Angela Y. Davis is known internationally
for her ongoing work to combat all forms of oppression in the U.S. and abroad. Over
the years she has been active as a student, teacher, writer, scholar, and
activist/organizer. She is a living witness to the historical struggles of the
contemporary era. Prof. Davis' political activism began when she was a youngster in
Birmingham, Alabama, and continued through her high school years in New York.
But it was not until 1969 that she came to
national attention after being removed from her teaching position in the Philosophy
Department at UCLA as a result of her social activism and her membership in the Communist
Party, USA. In 1970, she was placed on the FBI's Ten Most Wanted List on false
charges, and was the subject of a intense police search that drove her underground, and
culminated in one of the most famous trials in U.S. history.

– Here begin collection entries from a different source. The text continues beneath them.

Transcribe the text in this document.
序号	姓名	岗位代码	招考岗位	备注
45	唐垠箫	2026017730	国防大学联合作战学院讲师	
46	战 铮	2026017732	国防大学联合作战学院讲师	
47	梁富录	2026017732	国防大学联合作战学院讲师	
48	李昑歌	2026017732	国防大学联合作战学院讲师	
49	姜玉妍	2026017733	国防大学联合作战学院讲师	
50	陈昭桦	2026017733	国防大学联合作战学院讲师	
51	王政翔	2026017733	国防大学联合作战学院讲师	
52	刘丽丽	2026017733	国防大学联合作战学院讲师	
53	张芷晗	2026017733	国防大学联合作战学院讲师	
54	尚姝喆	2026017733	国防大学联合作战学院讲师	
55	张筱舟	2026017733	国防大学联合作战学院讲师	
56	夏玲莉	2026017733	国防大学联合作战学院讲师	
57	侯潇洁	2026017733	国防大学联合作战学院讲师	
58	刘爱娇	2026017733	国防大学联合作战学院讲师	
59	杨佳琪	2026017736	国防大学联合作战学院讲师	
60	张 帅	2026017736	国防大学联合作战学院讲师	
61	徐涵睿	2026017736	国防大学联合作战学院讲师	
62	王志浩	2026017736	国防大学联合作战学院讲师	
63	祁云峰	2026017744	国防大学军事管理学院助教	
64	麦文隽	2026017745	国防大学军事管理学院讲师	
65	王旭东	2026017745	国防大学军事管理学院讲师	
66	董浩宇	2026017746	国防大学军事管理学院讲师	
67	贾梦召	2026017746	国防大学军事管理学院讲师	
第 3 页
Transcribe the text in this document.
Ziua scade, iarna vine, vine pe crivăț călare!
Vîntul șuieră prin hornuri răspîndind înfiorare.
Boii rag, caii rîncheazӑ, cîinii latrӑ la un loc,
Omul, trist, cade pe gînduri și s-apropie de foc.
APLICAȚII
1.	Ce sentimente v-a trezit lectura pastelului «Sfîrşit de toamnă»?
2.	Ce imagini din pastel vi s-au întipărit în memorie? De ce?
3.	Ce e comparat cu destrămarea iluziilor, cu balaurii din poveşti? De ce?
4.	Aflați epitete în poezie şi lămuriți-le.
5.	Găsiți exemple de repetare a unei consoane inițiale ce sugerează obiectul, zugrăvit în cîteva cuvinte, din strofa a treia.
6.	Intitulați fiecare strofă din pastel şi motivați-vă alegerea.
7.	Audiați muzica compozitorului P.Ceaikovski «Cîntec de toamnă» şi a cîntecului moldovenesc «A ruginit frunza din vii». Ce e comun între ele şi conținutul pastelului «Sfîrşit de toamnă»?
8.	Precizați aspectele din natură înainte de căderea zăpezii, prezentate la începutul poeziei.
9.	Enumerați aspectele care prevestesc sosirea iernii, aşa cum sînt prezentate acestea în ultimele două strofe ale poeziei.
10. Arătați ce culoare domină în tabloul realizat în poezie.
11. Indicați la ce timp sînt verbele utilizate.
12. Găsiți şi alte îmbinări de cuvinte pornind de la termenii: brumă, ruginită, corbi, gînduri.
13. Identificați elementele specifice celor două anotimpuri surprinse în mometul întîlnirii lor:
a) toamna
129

During her sixteen-month incarceration, a
massive international "Free Angela Davis" campaign was organized, leading to her
acquittal in 1972. Prof. Davis' long-standing commitment to prisoners' rights dates
back to her involvement in the campaign to free the Soledad Brothers which led to her own
arrest and imprisonment. Today, she remains an advocate of prison abolition and has
developed a powerful critique of racism in the criminal justice system. She is a
member of the Advisory Board of the Prison Activist Resource Center, and currently is
working on a comparative study of womens imprisonment in the U.S., the Netherlands, and
Cuba.
During the last twenty-five years, Prof.
Davis has lectured in all of the fifty States, as well as in Africa, Europe, the
Caribbean, and the former Soviet Union. Her articles and essays have appeared in
numerous journals and anthologies, and she is the author of five books, including
"Angela Davis: An Autobiography"; "Women, Race &
Class"; "Blues
Legacies", and "Black
Feminism": Gertrude "Ma" Rainey, "Bessie Smith", and
"Billie Holiday": and "The Angela Y. Davis Reader." Today, she
is a tenured professor in the History Consciousness
Department at the University of California, Santa Cruz.